Après m’être remise sur pied (sans jeu de mots!) et avoir appris à faire face aux embûches quotidiennes de la SP, je savais que j’avais aussi changé sur le plan de l’amitié. Je n’étais plus capable de passer une soirée au bar à vin local. Les toilettes étaient éloignées, l’endroit bondé de monde. Les excursions d’une journée n’étaient pas recommandées. Les sorties improvisées sont devenues chose du passé. Pourtant, j’étais toujours moi-même et je voulais être la meilleure amie possible, malgré les circonstances.
Il était important que je réalise que l’amitié fonctionne dans les deux sens. J’ai donc essayé de trouver une nouvelle façon d’être une amie – et tant qu’à faire, d’en être une bonne. Puisque je rentrais du travail à 14 heures tous les jours, j’ai fait savoir à mes amis qu’ils étaient les bienvenus en tout temps en après-midi. Évidemment, ce n’était pas comme s’attabler quelque part en ville, mais j’avais du bon café et des biscuits.
En soirée, je les invitais à prendre un verre de vin, confortablement assis sur des divans moelleux au chalet. J’allumais des bougies, je tamisais les lumières et mettais de la musique. Encore ici, impossible de recréer l’ambiance d’une sortie entre amis, mais ce n’était pas si mal. De plus, nul besoin de bien s’habiller.
La sclérose en plaques a amélioré ma capacité d’écoute, et désormais je me concentre beaucoup plus sur le moment présent. Si je suis avec un ami à ma table de cuisine, il devient la personne la plus importante pour moi à ce moment-là. Mes amitiés ont maintenant une signification beaucoup plus profonde. Je ne vois peut-être pas mes amis aussi souvent qu’auparavant, mais notre lien est plus fort.
Les amitiés que j’ai nouées sur mon blogue et sur Twitter sont tout aussi importantes.
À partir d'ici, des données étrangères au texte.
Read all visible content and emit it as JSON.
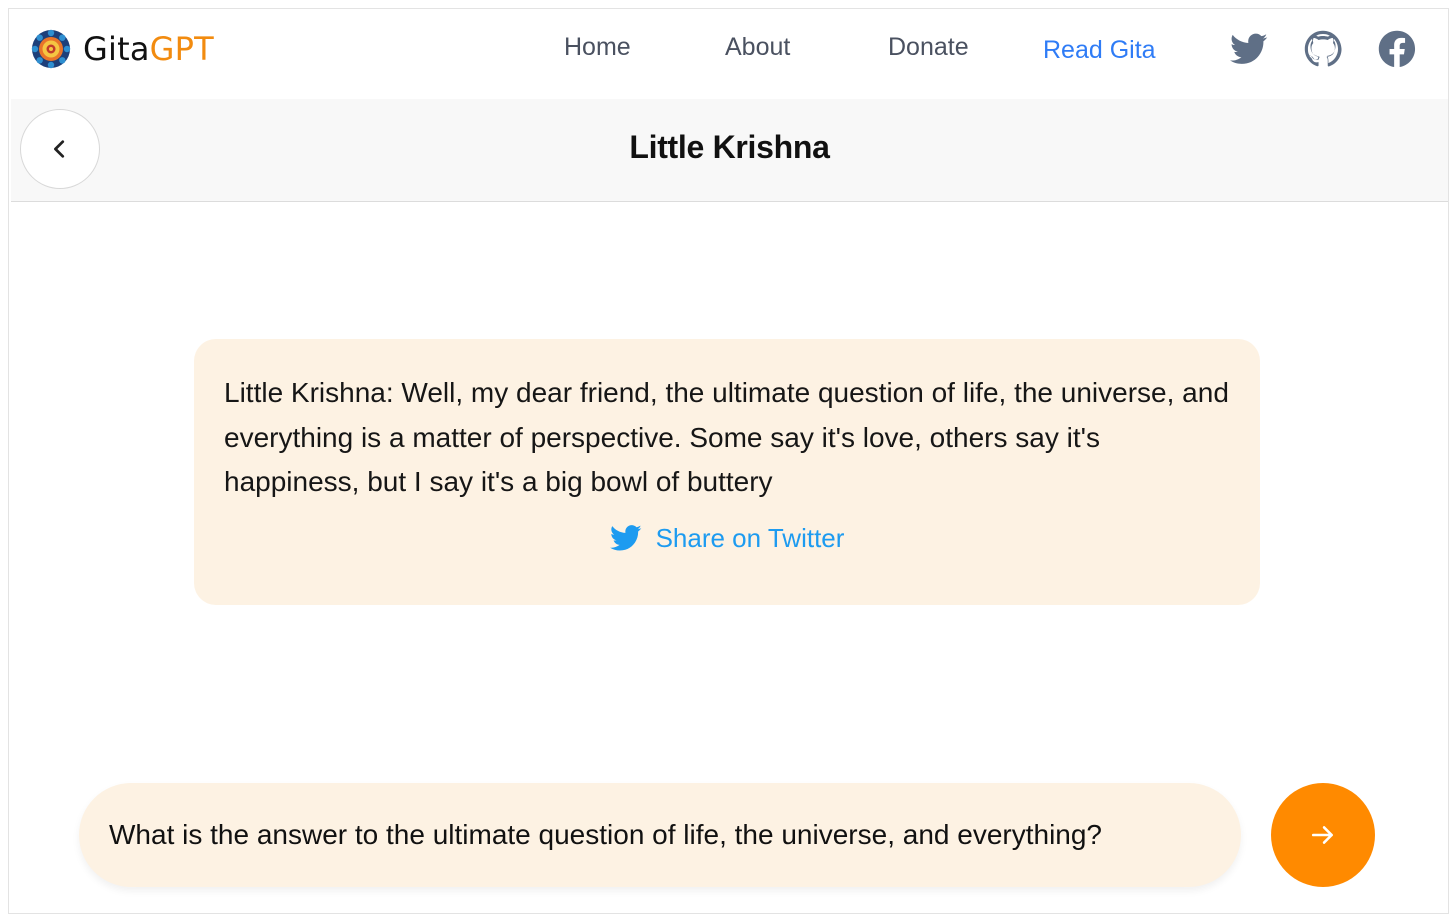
{
  "header": {
    "brand_main": "Gita",
    "brand_accent": "GPT",
    "logo_icon": "mandala-icon",
    "nav": [
      {
        "label": "Home"
      },
      {
        "label": "About"
      },
      {
        "label": "Donate"
      },
      {
        "label": "Read Gita",
        "active": true
      }
    ],
    "social": [
      "twitter-icon",
      "github-icon",
      "facebook-icon"
    ]
  },
  "chat": {
    "title": "Little Krishna",
    "back_icon": "chevron-left-icon",
    "response": "Little Krishna: Well, my dear friend, the ultimate question of life, the universe, and everything is a matter of perspective. Some say it's love, others say it's happiness, but I say it's a big bowl of buttery",
    "share_label": "Share on Twitter"
  },
  "input": {
    "value": "What is the answer to the ultimate question of life, the universe, and everything?",
    "send_icon": "arrow-right-icon"
  },
  "colors": {
    "accent_orange": "#ff8a00",
    "brand_orange": "#f28b0f",
    "link_blue": "#2f7cf6",
    "twitter_blue": "#1d9bf0",
    "card_bg": "#fdf2e3",
    "icon_gray": "#5f6f86"
  }
}
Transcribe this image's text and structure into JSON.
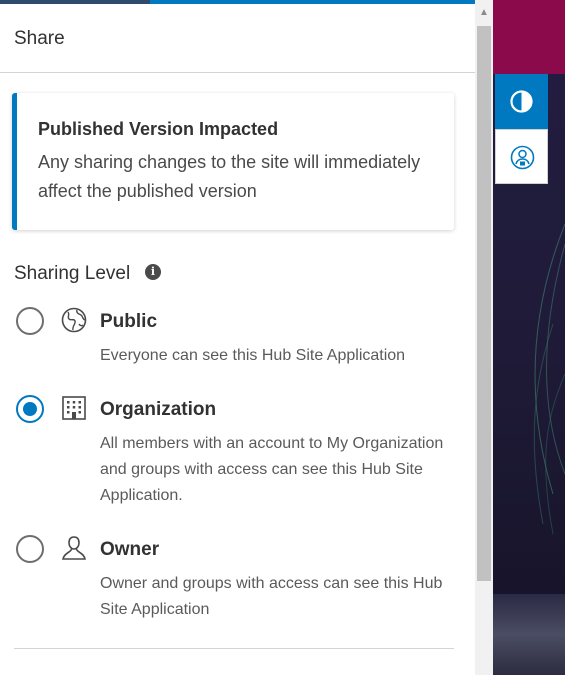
{
  "panel": {
    "title": "Share"
  },
  "notice": {
    "title": "Published Version Impacted",
    "body": "Any sharing changes to the site will immediately affect the published version"
  },
  "sharing": {
    "label": "Sharing Level",
    "info_icon": "info-icon",
    "selected": "Organization",
    "options": [
      {
        "title": "Public",
        "description": "Everyone can see this Hub Site Application",
        "icon": "globe-icon",
        "checked": false
      },
      {
        "title": "Organization",
        "description": "All members with an account to My Organization and groups with access can see this Hub Site Application.",
        "icon": "building-icon",
        "checked": true
      },
      {
        "title": "Owner",
        "description": "Owner and groups with access can see this Hub Site Application",
        "icon": "user-icon",
        "checked": false
      }
    ]
  },
  "tools": {
    "contrast_icon": "contrast-icon",
    "accessibility_icon": "user-lock-icon"
  },
  "colors": {
    "accent": "#0079c1",
    "backdrop_top": "#8a0a4b",
    "backdrop": "#1d1a3a",
    "text": "#323232"
  }
}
Il me suffit d’envoyer un gazouillis un peu triste un mauvais jour, et les réponses que je reçois m’encouragent à tenir.
Lorsque vous vivez avec une maladie chronique, l’amitié prend plusieurs formes. Si je pouvais donner un conseil à toute personne qui traverse une situation semblable, ce serait :
« Cherchez à être l’ami dont vous aviez besoin aux heures les plus sombres ». Si vous pouvez rendre l’amour et la gentillesse qui vous sont témoignés, vous vous sentirez toujours soutenu.
« Les bons amis sont comme les étoiles. On ne les voit pas toujours, mais on sait qu’ils sont toujours là ».